Berechtigungen ändern

  • chmod 640 datei.txt
  • chmod 750 /srv/daten
  • chown alice:projekte datei.txt
  • chgrp projekte /srv/daten
setfacl -m u:bob:rw /srv/daten/info.txt
setfacl -m g:devteam:r /srv/daten/info.txt
  • Rechteänderungen sollten nachvollziehbar dokumentiert und nur durch Administratoren vorgenommen werden.
  • Empfehlung: Standardrechte restriktiv setzen (z.

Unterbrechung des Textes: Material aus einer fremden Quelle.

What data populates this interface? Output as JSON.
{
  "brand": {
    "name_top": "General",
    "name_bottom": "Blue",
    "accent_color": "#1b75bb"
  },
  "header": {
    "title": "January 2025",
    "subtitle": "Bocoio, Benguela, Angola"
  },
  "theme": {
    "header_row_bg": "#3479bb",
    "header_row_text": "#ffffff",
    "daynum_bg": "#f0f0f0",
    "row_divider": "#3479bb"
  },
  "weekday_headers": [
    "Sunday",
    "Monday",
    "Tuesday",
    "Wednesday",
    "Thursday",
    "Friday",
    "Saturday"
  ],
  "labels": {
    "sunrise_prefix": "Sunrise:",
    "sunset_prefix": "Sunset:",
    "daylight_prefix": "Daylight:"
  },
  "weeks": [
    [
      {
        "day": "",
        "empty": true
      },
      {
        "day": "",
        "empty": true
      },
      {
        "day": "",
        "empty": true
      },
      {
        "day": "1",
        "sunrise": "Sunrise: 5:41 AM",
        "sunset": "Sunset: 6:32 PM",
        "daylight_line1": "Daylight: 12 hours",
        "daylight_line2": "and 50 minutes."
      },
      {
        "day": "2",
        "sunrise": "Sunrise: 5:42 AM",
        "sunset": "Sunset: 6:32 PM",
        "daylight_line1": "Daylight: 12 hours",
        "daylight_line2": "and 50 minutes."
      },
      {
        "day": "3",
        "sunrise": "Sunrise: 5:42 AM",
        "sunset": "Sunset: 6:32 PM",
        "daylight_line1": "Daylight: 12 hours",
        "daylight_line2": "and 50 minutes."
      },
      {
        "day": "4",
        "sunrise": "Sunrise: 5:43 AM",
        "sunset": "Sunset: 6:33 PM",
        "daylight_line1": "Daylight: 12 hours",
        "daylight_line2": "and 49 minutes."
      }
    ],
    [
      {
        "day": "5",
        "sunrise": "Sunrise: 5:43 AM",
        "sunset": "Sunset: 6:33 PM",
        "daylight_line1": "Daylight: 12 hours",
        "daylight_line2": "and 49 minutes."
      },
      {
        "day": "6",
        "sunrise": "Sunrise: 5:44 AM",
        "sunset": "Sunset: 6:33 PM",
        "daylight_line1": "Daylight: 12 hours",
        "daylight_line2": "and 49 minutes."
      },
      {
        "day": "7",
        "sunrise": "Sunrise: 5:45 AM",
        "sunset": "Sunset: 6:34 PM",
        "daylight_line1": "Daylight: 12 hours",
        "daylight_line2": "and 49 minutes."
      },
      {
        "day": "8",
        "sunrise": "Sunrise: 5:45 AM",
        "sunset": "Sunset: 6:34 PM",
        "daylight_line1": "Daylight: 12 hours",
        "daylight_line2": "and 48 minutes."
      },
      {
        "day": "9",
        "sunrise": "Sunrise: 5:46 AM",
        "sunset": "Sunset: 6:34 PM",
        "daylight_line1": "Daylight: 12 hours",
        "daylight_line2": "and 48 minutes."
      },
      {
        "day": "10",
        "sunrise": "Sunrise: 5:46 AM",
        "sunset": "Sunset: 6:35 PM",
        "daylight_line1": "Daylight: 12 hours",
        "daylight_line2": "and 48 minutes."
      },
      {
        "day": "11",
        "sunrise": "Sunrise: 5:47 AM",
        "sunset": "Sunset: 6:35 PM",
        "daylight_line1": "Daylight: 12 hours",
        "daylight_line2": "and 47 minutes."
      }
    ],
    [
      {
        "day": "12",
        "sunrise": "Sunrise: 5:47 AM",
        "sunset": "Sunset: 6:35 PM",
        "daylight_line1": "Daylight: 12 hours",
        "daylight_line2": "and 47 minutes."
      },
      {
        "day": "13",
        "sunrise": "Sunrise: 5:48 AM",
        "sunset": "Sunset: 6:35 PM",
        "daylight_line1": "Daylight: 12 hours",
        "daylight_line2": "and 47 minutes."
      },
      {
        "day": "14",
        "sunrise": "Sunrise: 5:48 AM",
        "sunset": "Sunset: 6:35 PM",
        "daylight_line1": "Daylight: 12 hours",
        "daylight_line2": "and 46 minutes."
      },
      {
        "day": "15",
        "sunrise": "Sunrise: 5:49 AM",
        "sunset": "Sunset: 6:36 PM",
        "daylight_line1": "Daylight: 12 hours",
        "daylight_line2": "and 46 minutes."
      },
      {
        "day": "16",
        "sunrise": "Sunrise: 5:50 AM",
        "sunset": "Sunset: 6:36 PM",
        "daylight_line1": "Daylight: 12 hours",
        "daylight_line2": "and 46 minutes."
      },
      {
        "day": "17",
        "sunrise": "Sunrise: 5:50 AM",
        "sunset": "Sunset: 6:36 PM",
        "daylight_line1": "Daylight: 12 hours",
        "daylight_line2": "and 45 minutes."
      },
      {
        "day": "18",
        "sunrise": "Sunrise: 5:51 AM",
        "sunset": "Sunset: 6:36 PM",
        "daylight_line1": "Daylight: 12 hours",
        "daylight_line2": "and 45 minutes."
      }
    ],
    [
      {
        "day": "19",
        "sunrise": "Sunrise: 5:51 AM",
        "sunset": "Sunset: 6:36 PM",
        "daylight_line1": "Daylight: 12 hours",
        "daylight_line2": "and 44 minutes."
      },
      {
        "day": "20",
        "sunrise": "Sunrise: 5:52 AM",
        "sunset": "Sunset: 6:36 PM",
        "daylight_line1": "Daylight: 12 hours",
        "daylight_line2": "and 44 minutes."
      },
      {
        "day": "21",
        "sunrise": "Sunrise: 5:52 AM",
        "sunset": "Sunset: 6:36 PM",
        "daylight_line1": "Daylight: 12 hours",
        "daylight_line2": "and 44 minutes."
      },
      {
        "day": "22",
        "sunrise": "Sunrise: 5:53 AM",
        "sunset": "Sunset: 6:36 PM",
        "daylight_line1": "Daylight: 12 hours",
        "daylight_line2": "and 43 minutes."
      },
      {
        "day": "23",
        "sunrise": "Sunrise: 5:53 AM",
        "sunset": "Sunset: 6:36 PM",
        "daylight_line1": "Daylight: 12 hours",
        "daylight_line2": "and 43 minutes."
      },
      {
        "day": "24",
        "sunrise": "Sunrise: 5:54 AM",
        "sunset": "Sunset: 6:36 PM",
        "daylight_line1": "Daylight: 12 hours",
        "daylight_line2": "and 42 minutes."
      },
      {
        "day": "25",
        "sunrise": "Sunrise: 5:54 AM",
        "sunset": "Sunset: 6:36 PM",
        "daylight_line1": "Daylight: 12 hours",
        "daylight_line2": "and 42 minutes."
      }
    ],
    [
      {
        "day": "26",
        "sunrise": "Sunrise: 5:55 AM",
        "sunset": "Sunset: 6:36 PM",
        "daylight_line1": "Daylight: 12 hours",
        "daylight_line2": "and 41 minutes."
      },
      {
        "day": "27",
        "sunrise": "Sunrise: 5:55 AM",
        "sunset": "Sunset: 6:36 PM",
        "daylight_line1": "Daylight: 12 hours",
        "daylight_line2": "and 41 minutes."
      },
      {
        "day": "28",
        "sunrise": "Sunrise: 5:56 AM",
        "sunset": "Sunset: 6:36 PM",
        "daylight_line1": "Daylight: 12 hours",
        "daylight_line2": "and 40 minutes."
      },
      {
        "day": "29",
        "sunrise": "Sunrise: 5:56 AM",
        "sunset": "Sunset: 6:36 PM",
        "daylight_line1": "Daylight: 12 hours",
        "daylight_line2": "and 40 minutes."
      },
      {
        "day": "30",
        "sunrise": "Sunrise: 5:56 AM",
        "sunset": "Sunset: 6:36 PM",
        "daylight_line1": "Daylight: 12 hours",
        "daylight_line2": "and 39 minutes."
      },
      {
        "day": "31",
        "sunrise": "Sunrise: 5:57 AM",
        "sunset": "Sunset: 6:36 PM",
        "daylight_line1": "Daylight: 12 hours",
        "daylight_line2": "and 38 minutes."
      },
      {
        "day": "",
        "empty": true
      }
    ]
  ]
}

B. 640 für Dateien, 750 für Verzeichnisse).

Bedeutung der rwx-Bits

  • r (read): Datei kann gelesen bzw. Verzeichnisinhalt gelistet werden.
  • w (write): Datei kann geändert oder gelöscht, im Verzeichnis neue Dateien angelegt werden.
  • x (execute): Datei ist ausführbar, Verzeichnis kann betreten werden.
  • Fehlendes x-Recht verhindert den Zugriff, selbst wenn r gesetzt ist.

Beispiele für sinnvolle Rechte

  • Systemkonfiguration: /etc/passwd → 644, /etc/shadow → 600
  • Logdateien: /var/log → 750
  • Webverzeichnis: /var/www/html → 755
  • Private Daten: ~/private → 700
  • Skripte: ~/bin/script.sh → 700

Verzeichnisschutz und Zugriffssicherheit

  • chmod 700 /home/alice/private
  • chmod 750 /srv/projekte
  • chmod 1777 /tmp
  • Gemeinsam genutzte Verzeichnisse sollten das Sticky Bit besitzen (chmod +t).
  • Verzeichnisse mit sensiblen Daten sollten für „others“ keinerlei Rechte enthalten.
  • Mountoptionen wie noexec, nosuid und nodev können Rechte zusätzlich absichern.

Umask und Standardrechte

  • umask
  • umask 027
  • Die umask definiert, welche Rechte beim Erstellen neuer Dateien standardmäßig entfernt werden.
  • Eine umask von 027 führt zu 750 (Verzeichnis) bzw. 640 (Datei).
  • Systemweite Vorgabe: /etc/profile oder /etc/login.defs.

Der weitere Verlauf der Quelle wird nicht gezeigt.